Prompt Template for the design Agent¶
Why use the design agent?
- It structures raw data into professional documentation
- It extracts key insights from test output
- It follows documentation standards
- It saves you time formatting
Suggested Prompt:
Create a load test results document for the FreshConnect infrastructure.
Test Output:
[paste your k6 summary here]
Requirements:
- Document name: 05-load-test-results.md
- Include: test configuration, results summary, pass/fail status
- Add: observations about performance patterns
- Recommend: any optimizations needed for production
- Format: professional technical documentation
Context:
- Target: 500 concurrent users
- P95 threshold: 2 seconds
- Error rate threshold: 1%
- Business criticality: MVP launch depends on these results
This demonstrates:
- How to structure prompts for documentation tasks
- How to provide context for better agent output
- How to specify format and content requirements
Interpreting Your Results¶
✅ If Tests Pass¶
Questions to consider:
- What was the actual P95? How much headroom do you have?
- Were there any performance degradation patterns?

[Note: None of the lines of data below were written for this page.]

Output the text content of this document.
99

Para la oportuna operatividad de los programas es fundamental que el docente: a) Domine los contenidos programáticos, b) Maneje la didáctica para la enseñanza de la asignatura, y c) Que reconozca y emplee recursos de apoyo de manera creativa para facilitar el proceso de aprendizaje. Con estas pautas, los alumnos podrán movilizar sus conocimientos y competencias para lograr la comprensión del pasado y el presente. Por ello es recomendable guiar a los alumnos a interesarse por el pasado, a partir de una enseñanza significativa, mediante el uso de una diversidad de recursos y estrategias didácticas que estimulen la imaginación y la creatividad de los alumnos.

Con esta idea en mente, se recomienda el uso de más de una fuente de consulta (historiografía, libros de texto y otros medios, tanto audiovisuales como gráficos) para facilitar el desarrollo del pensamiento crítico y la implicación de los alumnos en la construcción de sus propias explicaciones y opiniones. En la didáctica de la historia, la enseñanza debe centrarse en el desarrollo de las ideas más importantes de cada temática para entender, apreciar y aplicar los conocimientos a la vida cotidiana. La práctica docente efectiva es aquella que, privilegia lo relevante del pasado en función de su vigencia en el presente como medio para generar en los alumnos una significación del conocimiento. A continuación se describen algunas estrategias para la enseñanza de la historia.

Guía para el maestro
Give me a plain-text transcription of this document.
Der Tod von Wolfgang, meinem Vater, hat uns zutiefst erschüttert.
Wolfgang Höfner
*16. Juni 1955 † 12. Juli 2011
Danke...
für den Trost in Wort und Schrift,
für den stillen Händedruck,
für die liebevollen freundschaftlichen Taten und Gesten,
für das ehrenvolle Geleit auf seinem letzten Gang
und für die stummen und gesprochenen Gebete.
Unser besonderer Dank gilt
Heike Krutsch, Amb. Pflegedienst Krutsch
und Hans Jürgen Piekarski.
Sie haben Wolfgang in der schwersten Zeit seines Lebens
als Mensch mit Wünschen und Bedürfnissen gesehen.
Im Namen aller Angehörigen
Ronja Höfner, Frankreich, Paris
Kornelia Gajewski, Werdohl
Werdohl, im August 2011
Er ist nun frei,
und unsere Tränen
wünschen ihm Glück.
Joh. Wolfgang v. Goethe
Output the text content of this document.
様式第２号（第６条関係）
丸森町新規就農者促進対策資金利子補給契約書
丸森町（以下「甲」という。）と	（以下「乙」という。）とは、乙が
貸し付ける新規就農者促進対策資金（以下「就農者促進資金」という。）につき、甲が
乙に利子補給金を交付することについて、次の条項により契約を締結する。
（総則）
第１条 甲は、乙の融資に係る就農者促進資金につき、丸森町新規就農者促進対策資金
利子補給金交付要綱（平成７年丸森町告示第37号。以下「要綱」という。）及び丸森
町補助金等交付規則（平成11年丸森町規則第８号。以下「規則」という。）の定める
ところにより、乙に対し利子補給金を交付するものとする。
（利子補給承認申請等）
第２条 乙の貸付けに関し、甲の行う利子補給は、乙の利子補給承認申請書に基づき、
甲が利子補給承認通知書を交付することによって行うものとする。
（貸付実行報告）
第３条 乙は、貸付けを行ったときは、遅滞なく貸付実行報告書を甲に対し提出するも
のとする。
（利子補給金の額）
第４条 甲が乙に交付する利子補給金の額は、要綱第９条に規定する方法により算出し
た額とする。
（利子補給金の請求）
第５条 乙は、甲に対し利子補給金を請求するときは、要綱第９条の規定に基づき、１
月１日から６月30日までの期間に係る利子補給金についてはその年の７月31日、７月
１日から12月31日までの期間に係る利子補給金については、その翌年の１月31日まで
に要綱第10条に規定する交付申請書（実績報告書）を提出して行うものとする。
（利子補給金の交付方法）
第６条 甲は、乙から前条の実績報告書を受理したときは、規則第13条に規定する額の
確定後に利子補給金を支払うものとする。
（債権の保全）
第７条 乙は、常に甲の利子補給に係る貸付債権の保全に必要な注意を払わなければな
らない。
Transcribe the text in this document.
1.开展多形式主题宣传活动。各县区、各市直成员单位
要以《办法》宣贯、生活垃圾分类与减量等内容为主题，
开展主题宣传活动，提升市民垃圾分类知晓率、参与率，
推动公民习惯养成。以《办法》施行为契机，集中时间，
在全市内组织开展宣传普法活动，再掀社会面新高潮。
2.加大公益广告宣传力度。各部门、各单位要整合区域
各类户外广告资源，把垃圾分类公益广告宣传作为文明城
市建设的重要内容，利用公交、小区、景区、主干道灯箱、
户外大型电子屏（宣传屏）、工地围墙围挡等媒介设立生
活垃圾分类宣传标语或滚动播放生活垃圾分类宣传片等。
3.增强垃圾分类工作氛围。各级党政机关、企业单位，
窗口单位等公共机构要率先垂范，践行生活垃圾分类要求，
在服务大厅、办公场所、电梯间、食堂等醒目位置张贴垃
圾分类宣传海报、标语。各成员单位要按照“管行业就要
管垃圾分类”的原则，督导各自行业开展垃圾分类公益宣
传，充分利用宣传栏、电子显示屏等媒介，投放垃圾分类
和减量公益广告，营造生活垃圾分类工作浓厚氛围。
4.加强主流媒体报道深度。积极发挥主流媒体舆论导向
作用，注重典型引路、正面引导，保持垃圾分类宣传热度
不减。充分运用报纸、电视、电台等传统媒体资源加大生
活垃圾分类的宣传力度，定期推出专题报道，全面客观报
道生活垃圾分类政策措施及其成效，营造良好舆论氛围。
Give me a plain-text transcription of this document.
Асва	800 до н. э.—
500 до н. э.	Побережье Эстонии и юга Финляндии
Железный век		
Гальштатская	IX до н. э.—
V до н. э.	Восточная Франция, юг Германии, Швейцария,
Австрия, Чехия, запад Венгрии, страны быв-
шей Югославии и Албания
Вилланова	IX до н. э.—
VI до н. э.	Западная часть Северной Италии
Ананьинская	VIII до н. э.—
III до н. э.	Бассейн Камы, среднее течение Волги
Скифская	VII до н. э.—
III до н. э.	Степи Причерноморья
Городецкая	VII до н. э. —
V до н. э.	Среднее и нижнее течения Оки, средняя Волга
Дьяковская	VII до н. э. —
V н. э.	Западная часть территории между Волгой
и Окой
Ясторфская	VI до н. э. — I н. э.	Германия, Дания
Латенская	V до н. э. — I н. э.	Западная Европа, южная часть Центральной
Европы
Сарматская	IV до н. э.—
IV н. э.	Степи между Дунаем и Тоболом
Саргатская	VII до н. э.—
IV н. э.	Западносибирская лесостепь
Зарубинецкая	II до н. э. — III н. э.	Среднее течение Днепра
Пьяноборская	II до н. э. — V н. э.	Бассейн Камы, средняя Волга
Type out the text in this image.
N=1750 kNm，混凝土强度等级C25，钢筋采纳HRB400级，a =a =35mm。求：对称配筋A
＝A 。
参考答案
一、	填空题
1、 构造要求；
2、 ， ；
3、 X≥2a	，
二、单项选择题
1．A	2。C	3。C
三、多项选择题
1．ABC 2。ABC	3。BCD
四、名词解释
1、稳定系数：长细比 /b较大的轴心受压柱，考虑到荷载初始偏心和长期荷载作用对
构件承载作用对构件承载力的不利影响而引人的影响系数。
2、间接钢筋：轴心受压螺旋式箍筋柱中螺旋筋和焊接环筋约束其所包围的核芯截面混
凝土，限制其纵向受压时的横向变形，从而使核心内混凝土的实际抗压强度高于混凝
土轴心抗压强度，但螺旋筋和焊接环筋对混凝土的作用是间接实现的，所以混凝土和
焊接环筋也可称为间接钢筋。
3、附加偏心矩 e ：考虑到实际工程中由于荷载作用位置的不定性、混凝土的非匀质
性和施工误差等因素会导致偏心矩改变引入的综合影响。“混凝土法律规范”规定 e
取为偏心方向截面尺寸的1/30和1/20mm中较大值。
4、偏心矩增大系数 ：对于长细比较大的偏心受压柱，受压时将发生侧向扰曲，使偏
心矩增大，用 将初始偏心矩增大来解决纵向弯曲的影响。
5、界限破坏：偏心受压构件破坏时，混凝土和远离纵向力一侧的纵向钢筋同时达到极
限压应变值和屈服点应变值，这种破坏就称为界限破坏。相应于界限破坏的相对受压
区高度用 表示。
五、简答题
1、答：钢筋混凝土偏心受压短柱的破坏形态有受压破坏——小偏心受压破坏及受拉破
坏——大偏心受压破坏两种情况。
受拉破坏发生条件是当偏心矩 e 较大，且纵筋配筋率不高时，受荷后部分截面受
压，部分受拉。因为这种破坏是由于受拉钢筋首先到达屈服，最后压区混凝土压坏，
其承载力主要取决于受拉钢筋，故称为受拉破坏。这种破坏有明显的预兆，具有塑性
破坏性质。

- What happens at 600 users? 1000 users?
- Should you recommend auto-scaling to the client?
❌ If Tests Fail¶
Diagnostic questions:
| Symptom | Possible Causes | Where to Investigate |
|---|---|---|
| High P95 (>2s) | Under-provisioned compute | App Service SKU, SQL DTUs |
| Error rate >1% | Connection limits, timeouts | SQL connection pool, App timeout |
| Timeouts | Cold start, initialization delay | App Service "Always On" setting |
| Degradation over time | Memory leak, resource exhaustion | Application Insights metrics |
How to improve:
- What would you change in your Bicep?
- How would you prompt the
bicep-codeagent to scale up? - What's the cost impact of scaling?
Success Criteria¶
| Criterion | Points |
|---|---|
| Load test executed with realistic scenario | 2 |
Results documented (using design agent) |
2 |
| Performance interpreted correctly | 1 |
| Total | 5 |
Coaching Questions¶
Before running tests:
- Q: "What endpoint should I test?"
- A: What represents the critical user journey? Homepage? API? Checkout flow?
After seeing results:
- Q: "My P95 is 2.5 seconds. Is that a failure?"
- A: What did the business say was acceptable? What's the user impact? What's the cost to fix it?
For the documentation:
- Q: "Should I include all the k6 output?"
- A: What information helps the client make decisions? What's noise vs signal?
Time Management¶
💡 5 minutes: Design your load test script
💡 5 minutes: Run load test and observe metrics in real time
💡 5 minutes: Analyze results and identify patterns
💡 10 minutes: Use design agent to generate professional documentation
💡 5 minutes: Iterate on failures or explore Azure Load Testing (if time permits)
Escalation¶
If your load test fails or you cannot reach your deployed endpoint, see Troubleshooting. If your Challenge 3 deployment failed and you have no running endpoint, document your intended test plan and expected targets instead.
Artifact Handoff¶
| Item | Value |
|---|---|
| Input from | Deployed infrastructure (Challenge 3/4), endpoint URL |
| Your output | agent-output/freshconnect/05-load-test-results.md |
| Next step | Challenge 6: Workload Documentation — generate operational documentation |
Note
Final scoring uses the criteria in the scoring rubric, which is the single source of truth for all point values. Scoring rubric available from your facilitator.